É justo a Petrobrás tocar o foda-se para União, trabalhadores e outros acionistas e perseguir o que alguém tirou do Cadastro Único ser do interesse nacional? Eu diria que não. Se for o caso, e acho que, como qualquer outra política pública, o mérito dessa tem sim que ser avaliado, o ideal é fechar o capital da empresa, ou seja, tirá-la da bolsa de valores e trazer o orçamento da empresa pra dentro do orçamento geral da União. Por quê? Porque se vamos usar dinheiro público para fazer subsídio de interesse nacional é essencial que fique claro e transparente para todos que esse subsídio é feito ao invés de outros investimentos. O dinheiro que iria para subsidiar a gasolina poderia talvez ser melhor gasto na educação, por que não?
Conclusão
Respondendo à pergunta original: e aí, faz sentido recomendar a compra de Petrobrás? Do jeito que a coisa está hoje, não acho que faça sentido. É necessário que a empresa e o governo demonstrem que a Petrobrás será gerida como uma empresa séria de novo antes que seja possível confiar nela. Mas eu sou otimista e acho que a Graça Foster foi colocada lá com essa condição: de que ela poderia colocar a empresa nos trilhos. O aumento da gasolina do começo de 2013, apesar de não acabar com a defasagem do preço, é um passo na direção certa. Se você acredita que as intervenções políticas vão acabar e que a empresa vai parar de tomar decisões estúpidas como a de subsidiar a gasolina, compre. Se não acha, não faz sentido comprar.

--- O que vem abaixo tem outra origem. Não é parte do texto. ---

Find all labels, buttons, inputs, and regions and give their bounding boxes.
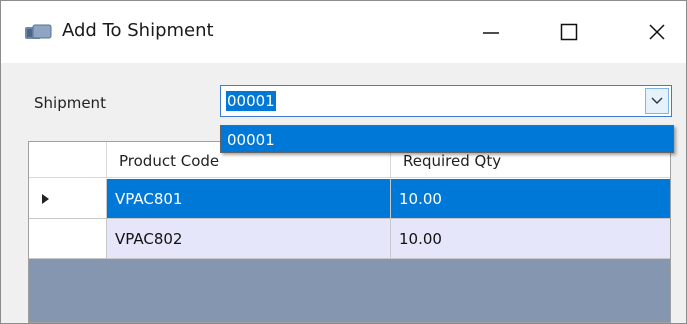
table-row[interactable]: VPAC801 10.00	[29, 179, 670, 219]
dropdown-button[interactable]	[645, 88, 669, 114]
row-header[interactable]	[29, 179, 107, 219]
app-icon	[25, 24, 52, 39]
maximize-icon	[560, 23, 578, 41]
shipment-combobox-value[interactable]: 00001	[226, 91, 276, 111]
grid-empty-area	[29, 259, 670, 322]
products-grid: Product Code Required Qty VPAC801 10.00 …	[28, 141, 671, 323]
grid-corner-header[interactable]	[29, 142, 107, 178]
maximize-button[interactable]	[541, 1, 597, 63]
current-row-indicator-icon	[42, 194, 49, 204]
close-button[interactable]	[629, 1, 685, 63]
table-row[interactable]: VPAC802 10.00	[29, 219, 670, 259]
chevron-down-icon	[651, 97, 663, 104]
dropdown-option[interactable]: 00001	[227, 130, 275, 150]
minimize-button[interactable]	[463, 1, 519, 63]
cell-required-qty[interactable]: 10.00	[391, 219, 670, 259]
title-bar[interactable]: Add To Shipment	[1, 1, 686, 63]
shipment-combobox[interactable]: 00001	[220, 85, 672, 117]
close-icon	[649, 24, 665, 40]
cell-product-code[interactable]: VPAC802	[107, 219, 391, 259]
window-title: Add To Shipment	[62, 20, 214, 41]
row-header[interactable]	[29, 219, 107, 259]
shipment-label: Shipment	[34, 94, 106, 112]
cell-product-code[interactable]: VPAC801	[107, 179, 391, 219]
dialog-window: Add To Shipment Shipment 00001 00001 Pro…	[0, 0, 687, 324]
minimize-icon	[483, 32, 499, 34]
dialog-body: Shipment 00001 00001 Product Code Requir…	[1, 63, 686, 323]
shipment-dropdown-list: 00001	[220, 125, 674, 153]
cell-required-qty[interactable]: 10.00	[391, 179, 670, 219]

Atualização (3 de março de 2013)
Só no primeiro bimestre de 2013 o valor de mercado da Petrobrás caiu mais do que em todo o ano de 2012. O aumento insuficiente para corrigir a distorção do preço da gasolina é uma provável explicação.
Atualização (23 de abril de 2015)
A Petrobrás estima que o custo da política de subsidiar combustível de 2010 a 2014 tenha sido de 80 bilhões de reais. Já pensou isso investido em metrôs?
Depois de ter caído em valor de mercado para o que valia uma década atrás, ser o centro de um escândalo de corrupção gigantesco que a impediu até de reportar um balanço auditado, a Petrobrás agora registra seu primeiro prejuízo anual desde 1991: 21 bilhões!